Knight’s Browne: Inside ETF Market-Making

May 07, 2012

Means-testing is a must for market makers, Knight's Browne says.



With 17 years of experience trading exchange-traded funds, Reggie Browne is one of the most authoritative voices in the world of ETF market-making. Browne’s firm, Knight Equity Markets, executes 136 million shares worth of trades each day, making it one of the largest ETF traders in the country. Managing Editor Olly Ludwig and Correspondent Alex Ulam caught up recently with Browne—the managing director of Knight’s ETF team—for a telephone visit to discuss the opportunities and challenges facing ETF market makers in a world of high-volume electronic trading.


Ulam: What gives you your competitive edge?

Browne: One of the competitive advantages is the fact that we deal with 720 broker-dealers. We have the majority of the flow.

Ulam: Do you have some technological edge too?

Browne: We’re really a tech firm, so everything here is homegrown and built internally; nothing is off the shelf, so our costs are low in comparison to our competition. Also, when we bought the Kellogg Capital Group two years ago, that deal launched Knight on the New York Stock Exchange and made us a lead market maker for ETFs. And we took that unit from 30 people down to five. That gives you an idea of the cost efficiencies associated with technology.

Ludwig: A lot of people talk about market-structure problems. How do you see the big picture now that the market makers who used to rule the roost on the floor at the Big Board are pretty much artifacts?

Browne: These days, there has to be a test of who’s a market maker, and there needs to be a better relationship between providers of liquidity and the high-frequency guys who are just quoting to get rebates from exchanges. And there should also be some means-testing.

So for example, there should be a best-price obligation. A true market maker should publish two-sided quotes with various depth levels. So, not just top-of-the-book, but also quotes down three or four levels to provide ample liquidity to prevent a “flash crash.” The flash crash really happened because people turned off their machines and walked away. No one was accountable to maintain a fair and orderly marketplace.

Ludwig: You’re talking about going beyond Reg NMS (regulation national market system).


Browne: That’s correct. There should be a best-price obligation, there should be a mass-quoted spread obligation and there should be some sort of price bands around last sales. Also, there should be a minimum stock requirement. And finally, there should be a higher capital requirement.
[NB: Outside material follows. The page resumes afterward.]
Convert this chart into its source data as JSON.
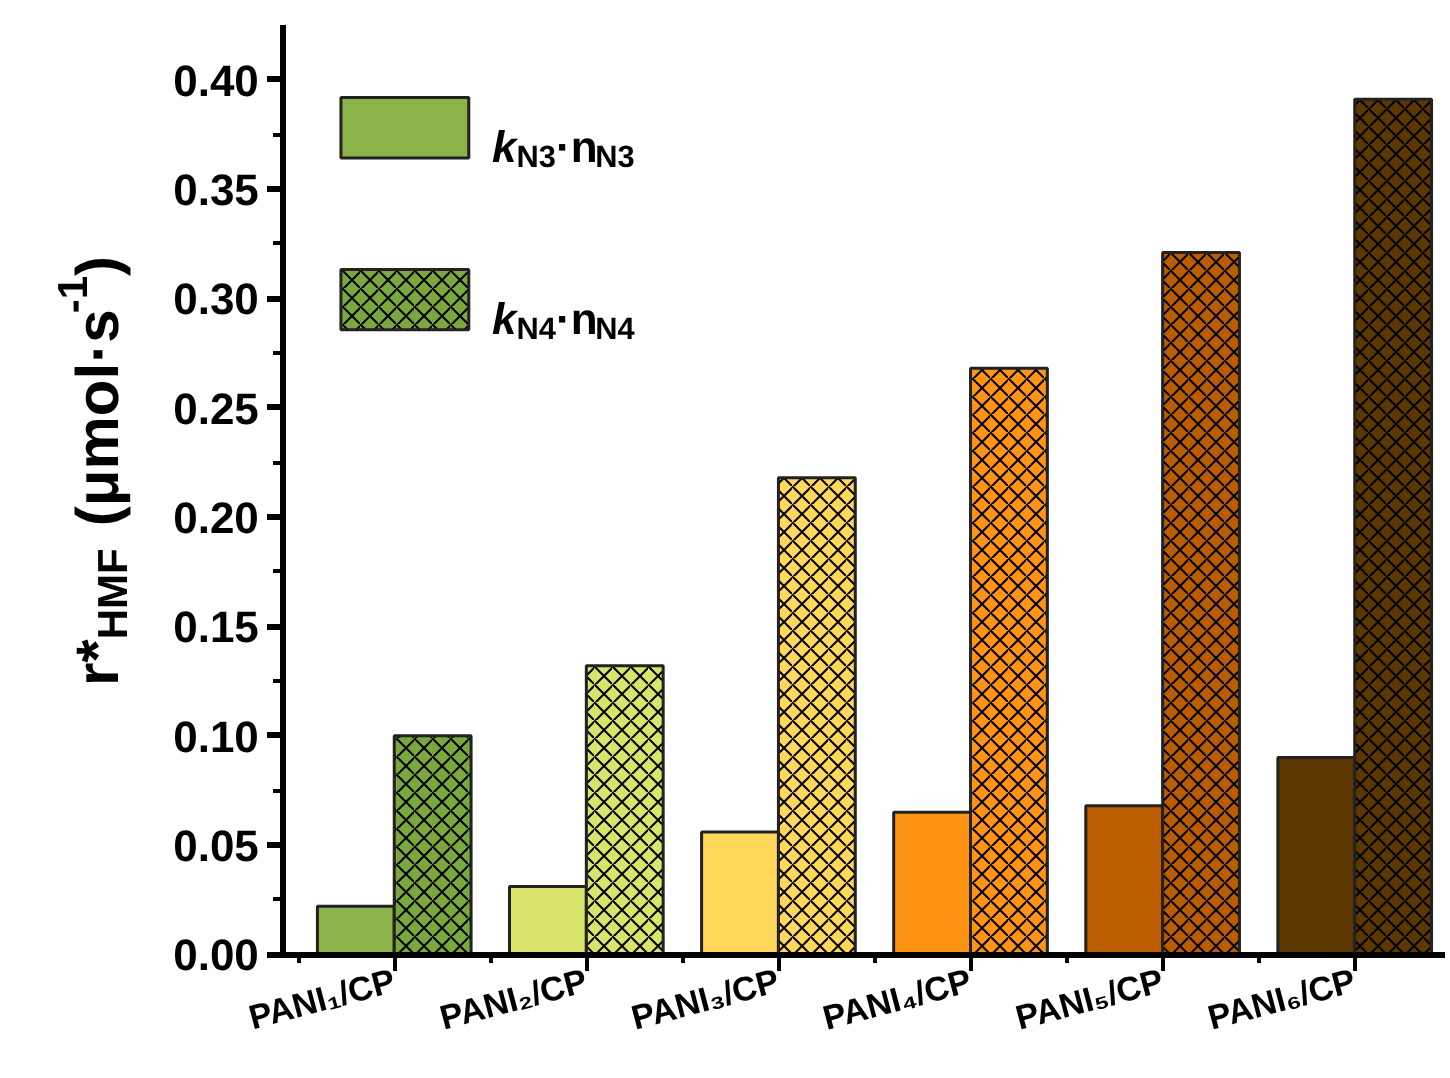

Ulam: What are some of the key challenges regarding new ETFs coming on the market in terms of establishing liquidity?

Browne: If you look at the ecosystem of ETFs, market makers historically rest at the arbitrage band. Wherever the arbitrage is located, market makers will begin quoting at that band. And the further you go through this band, the more liquidity shows up. That’s fundamental. There’s no disagreement about that.

But what’s missing with new ETFs is that you have the market makers quoting inside the arbitrage band; what’s missing is the retail flow inside the arbitrage band, keeping the appearance that ETFs are liquid and tight.